Im Hinblick darauf, dass die Aktenlage keine der Anwendung des § 35 Abs 1 (§ 37) SMG entgegenstehenden Umstände erkennen lässt - im gerichtlichen Verfahren wurde nur mehr der Beschuldigte vernommen und der Urteilstenor entspricht dem Bestrafungsantrag - hätte das Bezirksgericht Klagenfurt vorerst gemäß § 37 SMG die Auskünfte und Stellungnahmen nach § 35 Abs 3 SMG einholen und sodann das Vorliegen der Voraussetzungen des temporären Verfolgungshindernisses nach § 35 Abs 1 SMG prüfen müssen. Der ohne diese Prüfung erfolgte Schuldspruch steht daher mit dem Gesetz nicht im Einklang (vgl 15 Os 128/02).
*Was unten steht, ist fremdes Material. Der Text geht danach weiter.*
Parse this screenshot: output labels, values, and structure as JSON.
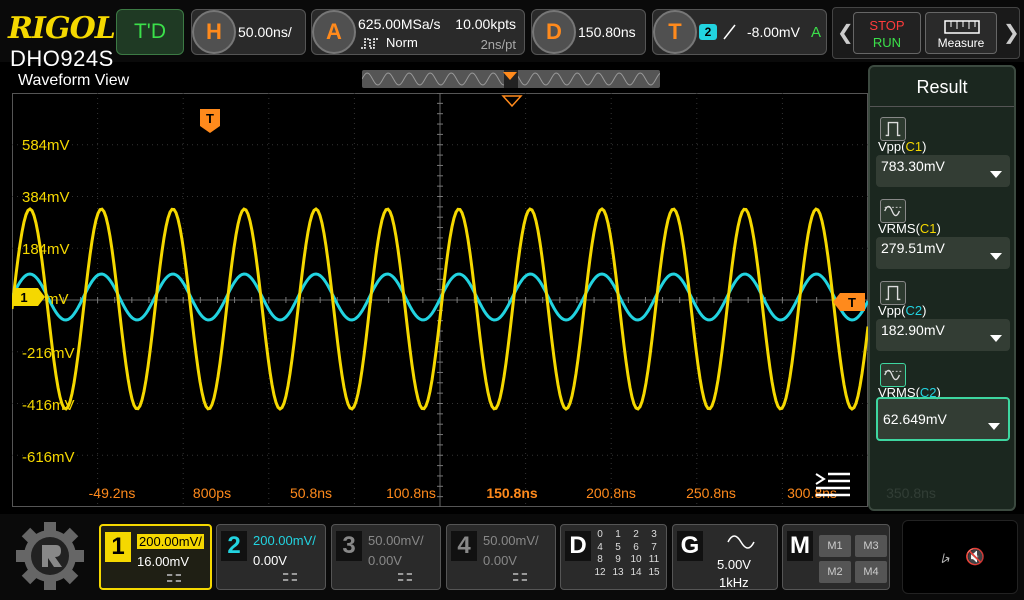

Bei Urteilsfällung war der Beschuldigte Dieter B***** zudem bereits wieder als unbescholten anzusehen, weil die Vorstrafe (19 U 286/98z des Bezirksgerichtes Klagenfurt) getilgt war (EvBl 1999/110). Auch die Annahme einer (einschlägigen) Vorstrafe als Erschwerungsgrund war demnach verfehlt.